Travail Famille Patrie


(Alcool)

Ça fait un mois moins un jour que je suis en stage. Ça fait parti de mon cursus scolaire, on nous donne gracieusement deux mois (presque) et demi de vacances, et on nous en reprend un avec un stage obligatoire officiellement non rémunéré 🙂

Je dis officiellement non rémunéré parce qu’aujourd’hui, j’ai eu le droit à une surprise de très bon goût : une paie ! Un super chèque (en francs suisse en plus, il y a comme un air de Lili Betancourt) !

Et du coup, cette joie qui vient soudainement vous rougir le visage tellement vous ne savez pas comment remercier votre supérieur hiérarchique pour ne pas passer pour un gamin de 12ans un matin de Noël, ni pour un connard qui s’en fout royalement et qui trouve ça totalement normal, m’a fait repenser à ma vision très philosophique du travail, que je m’étais forgée l’année dernière, en somnolant en philo.

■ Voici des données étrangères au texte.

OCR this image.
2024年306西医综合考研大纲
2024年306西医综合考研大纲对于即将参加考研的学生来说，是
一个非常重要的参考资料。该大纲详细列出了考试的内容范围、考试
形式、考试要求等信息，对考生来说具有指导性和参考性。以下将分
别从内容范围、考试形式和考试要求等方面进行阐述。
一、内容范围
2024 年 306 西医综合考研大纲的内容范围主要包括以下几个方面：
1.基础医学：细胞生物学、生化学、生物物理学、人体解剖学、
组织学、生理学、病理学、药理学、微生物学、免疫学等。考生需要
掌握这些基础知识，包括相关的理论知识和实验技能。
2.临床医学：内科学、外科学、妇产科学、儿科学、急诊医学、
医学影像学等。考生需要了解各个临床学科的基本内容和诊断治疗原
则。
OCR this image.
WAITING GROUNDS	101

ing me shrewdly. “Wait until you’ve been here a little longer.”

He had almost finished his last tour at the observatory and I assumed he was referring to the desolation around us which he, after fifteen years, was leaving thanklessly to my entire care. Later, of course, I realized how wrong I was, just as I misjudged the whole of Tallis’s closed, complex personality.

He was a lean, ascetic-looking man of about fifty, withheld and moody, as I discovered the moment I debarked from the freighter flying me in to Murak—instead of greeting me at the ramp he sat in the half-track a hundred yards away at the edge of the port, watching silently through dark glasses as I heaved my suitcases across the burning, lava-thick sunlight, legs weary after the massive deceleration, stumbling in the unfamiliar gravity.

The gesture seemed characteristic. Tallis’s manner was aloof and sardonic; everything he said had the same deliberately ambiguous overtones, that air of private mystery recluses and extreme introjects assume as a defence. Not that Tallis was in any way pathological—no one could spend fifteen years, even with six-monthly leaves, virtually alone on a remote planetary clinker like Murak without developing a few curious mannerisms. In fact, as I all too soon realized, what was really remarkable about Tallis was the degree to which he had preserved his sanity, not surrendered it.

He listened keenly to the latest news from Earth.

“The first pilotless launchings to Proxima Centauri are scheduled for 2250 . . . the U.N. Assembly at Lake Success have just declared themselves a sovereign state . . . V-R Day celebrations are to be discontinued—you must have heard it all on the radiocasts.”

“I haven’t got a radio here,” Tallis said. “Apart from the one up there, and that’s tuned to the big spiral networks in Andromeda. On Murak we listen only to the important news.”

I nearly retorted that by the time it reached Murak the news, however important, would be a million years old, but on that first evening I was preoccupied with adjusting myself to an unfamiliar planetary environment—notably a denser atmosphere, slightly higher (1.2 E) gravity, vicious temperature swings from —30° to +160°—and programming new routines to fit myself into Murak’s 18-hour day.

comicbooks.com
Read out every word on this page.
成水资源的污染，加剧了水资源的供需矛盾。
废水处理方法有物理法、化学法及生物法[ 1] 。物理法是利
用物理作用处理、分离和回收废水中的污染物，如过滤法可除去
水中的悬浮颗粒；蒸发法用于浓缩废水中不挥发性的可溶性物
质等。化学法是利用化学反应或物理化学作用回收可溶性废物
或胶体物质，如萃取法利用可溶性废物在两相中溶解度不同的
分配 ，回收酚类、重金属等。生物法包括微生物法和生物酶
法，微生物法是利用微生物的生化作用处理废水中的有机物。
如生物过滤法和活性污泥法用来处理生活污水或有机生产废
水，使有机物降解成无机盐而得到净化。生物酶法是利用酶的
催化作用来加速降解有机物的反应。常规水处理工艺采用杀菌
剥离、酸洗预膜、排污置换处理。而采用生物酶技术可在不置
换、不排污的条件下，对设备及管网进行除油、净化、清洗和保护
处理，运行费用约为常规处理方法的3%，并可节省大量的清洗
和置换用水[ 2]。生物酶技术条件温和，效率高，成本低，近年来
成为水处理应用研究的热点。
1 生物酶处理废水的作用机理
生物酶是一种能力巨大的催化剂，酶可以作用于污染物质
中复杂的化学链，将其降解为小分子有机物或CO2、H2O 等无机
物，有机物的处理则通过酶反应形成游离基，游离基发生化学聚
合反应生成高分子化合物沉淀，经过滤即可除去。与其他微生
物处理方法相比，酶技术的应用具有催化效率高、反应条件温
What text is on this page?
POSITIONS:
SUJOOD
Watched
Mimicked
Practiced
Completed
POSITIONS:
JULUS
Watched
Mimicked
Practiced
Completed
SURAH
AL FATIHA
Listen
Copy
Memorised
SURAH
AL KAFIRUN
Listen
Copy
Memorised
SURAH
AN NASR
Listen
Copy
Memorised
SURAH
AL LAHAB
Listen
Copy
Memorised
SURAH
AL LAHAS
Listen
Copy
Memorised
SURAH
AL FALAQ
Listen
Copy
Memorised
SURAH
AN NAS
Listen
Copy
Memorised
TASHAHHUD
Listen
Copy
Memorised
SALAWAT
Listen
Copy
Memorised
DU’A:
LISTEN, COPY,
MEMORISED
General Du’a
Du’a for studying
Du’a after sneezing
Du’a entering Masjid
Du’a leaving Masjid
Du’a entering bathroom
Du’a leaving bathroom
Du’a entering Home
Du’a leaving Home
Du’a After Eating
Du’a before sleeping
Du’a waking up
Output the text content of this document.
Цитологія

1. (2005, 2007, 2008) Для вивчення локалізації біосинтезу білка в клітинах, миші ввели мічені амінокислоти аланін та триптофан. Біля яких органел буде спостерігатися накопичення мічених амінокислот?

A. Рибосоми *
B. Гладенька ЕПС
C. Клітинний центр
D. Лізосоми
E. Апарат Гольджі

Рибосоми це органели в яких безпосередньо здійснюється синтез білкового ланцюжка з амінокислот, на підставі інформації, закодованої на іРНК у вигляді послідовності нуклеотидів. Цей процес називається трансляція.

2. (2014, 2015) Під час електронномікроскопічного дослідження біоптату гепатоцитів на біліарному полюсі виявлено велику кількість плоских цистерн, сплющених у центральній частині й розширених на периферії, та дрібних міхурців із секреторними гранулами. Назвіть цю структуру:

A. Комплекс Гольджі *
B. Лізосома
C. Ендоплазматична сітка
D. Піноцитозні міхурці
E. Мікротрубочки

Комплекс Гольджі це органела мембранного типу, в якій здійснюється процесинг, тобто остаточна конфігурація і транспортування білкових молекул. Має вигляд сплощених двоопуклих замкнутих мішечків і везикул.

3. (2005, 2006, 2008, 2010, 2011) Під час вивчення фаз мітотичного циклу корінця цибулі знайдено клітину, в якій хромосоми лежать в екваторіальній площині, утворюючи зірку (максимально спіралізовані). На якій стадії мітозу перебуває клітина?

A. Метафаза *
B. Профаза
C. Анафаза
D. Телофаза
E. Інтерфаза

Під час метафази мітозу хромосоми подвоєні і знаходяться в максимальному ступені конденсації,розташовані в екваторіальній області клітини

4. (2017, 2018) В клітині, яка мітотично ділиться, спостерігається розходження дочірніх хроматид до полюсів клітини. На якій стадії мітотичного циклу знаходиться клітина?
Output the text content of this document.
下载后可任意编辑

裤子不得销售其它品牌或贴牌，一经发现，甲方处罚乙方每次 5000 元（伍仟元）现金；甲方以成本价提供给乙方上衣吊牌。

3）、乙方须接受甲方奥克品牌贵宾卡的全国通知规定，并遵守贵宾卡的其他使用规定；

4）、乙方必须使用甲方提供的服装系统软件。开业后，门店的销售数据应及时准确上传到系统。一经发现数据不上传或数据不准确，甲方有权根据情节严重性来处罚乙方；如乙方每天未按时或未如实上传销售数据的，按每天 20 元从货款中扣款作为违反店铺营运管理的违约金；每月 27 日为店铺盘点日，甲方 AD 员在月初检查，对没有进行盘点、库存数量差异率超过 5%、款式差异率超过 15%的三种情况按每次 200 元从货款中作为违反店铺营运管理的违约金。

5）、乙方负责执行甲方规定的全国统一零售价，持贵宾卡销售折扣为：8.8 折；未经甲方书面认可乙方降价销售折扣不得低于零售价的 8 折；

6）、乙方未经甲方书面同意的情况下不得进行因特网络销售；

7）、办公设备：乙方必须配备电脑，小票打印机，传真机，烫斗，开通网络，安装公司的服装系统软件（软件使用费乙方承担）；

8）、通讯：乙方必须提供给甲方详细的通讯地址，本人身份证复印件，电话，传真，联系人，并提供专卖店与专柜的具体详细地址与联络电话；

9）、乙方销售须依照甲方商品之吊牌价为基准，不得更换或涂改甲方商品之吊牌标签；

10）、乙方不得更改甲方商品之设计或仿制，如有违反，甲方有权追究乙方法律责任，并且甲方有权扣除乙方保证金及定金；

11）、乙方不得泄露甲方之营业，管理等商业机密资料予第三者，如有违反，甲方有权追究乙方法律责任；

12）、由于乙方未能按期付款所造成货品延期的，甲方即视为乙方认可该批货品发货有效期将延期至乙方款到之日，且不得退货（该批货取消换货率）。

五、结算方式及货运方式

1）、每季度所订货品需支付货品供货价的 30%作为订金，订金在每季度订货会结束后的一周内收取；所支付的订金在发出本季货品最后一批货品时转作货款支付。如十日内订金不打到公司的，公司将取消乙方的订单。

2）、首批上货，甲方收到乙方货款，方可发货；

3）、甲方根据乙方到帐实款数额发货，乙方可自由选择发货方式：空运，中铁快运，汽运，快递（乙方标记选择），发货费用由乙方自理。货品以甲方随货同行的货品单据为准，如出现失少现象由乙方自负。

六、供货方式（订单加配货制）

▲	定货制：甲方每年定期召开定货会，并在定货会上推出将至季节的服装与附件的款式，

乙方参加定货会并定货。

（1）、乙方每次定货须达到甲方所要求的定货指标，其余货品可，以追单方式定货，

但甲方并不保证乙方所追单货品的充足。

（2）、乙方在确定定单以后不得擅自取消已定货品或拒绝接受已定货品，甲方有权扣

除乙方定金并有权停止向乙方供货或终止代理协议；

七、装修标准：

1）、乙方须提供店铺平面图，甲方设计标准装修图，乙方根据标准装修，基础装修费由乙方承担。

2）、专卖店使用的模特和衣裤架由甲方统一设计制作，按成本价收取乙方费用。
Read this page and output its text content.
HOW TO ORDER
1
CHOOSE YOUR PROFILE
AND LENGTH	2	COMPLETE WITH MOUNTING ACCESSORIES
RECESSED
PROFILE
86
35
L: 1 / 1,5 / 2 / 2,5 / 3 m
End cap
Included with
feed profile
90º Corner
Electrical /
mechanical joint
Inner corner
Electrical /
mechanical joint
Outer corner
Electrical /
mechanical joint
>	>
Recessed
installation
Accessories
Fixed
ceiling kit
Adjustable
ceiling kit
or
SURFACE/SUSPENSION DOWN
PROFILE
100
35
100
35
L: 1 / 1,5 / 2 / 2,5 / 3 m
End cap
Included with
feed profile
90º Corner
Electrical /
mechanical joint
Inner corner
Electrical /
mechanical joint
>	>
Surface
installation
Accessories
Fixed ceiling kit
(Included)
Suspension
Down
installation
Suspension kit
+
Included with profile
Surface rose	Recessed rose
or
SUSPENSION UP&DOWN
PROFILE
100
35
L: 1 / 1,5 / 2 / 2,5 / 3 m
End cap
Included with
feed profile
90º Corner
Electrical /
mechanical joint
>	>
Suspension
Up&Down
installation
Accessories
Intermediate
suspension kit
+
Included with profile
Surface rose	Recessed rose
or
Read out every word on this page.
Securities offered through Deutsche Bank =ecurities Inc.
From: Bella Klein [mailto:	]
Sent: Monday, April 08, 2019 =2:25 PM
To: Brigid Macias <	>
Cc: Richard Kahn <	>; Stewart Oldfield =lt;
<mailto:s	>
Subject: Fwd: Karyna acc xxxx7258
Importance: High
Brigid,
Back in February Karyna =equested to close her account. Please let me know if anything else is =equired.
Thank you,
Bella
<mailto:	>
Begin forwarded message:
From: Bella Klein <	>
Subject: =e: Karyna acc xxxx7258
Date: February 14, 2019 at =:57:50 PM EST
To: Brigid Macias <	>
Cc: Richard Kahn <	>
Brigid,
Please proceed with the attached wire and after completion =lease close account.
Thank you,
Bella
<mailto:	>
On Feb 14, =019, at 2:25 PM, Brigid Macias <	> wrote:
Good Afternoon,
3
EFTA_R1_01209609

Pour moi le travail, c’était le seul domaine dans lequel j’avais de l’estime pour l’Homme. Le travail : la voie vers l’émancipation. Dans un plan en 3 parties, c’en était bien souvent la première, celle qui s’en prend plein la tronche dans les deux suivantes. Pourtant

je persistais – je persiste toujours – à penser que c’était en donnant des contraintes, des limites, à l’Homme, qu’il pouvait le plus prouver de quoi il était capable, de montrer son brio, d’étaler ses connaissances, de faire partager son savoir-faire, d’appliquer sa technique. C’est vrai quoi !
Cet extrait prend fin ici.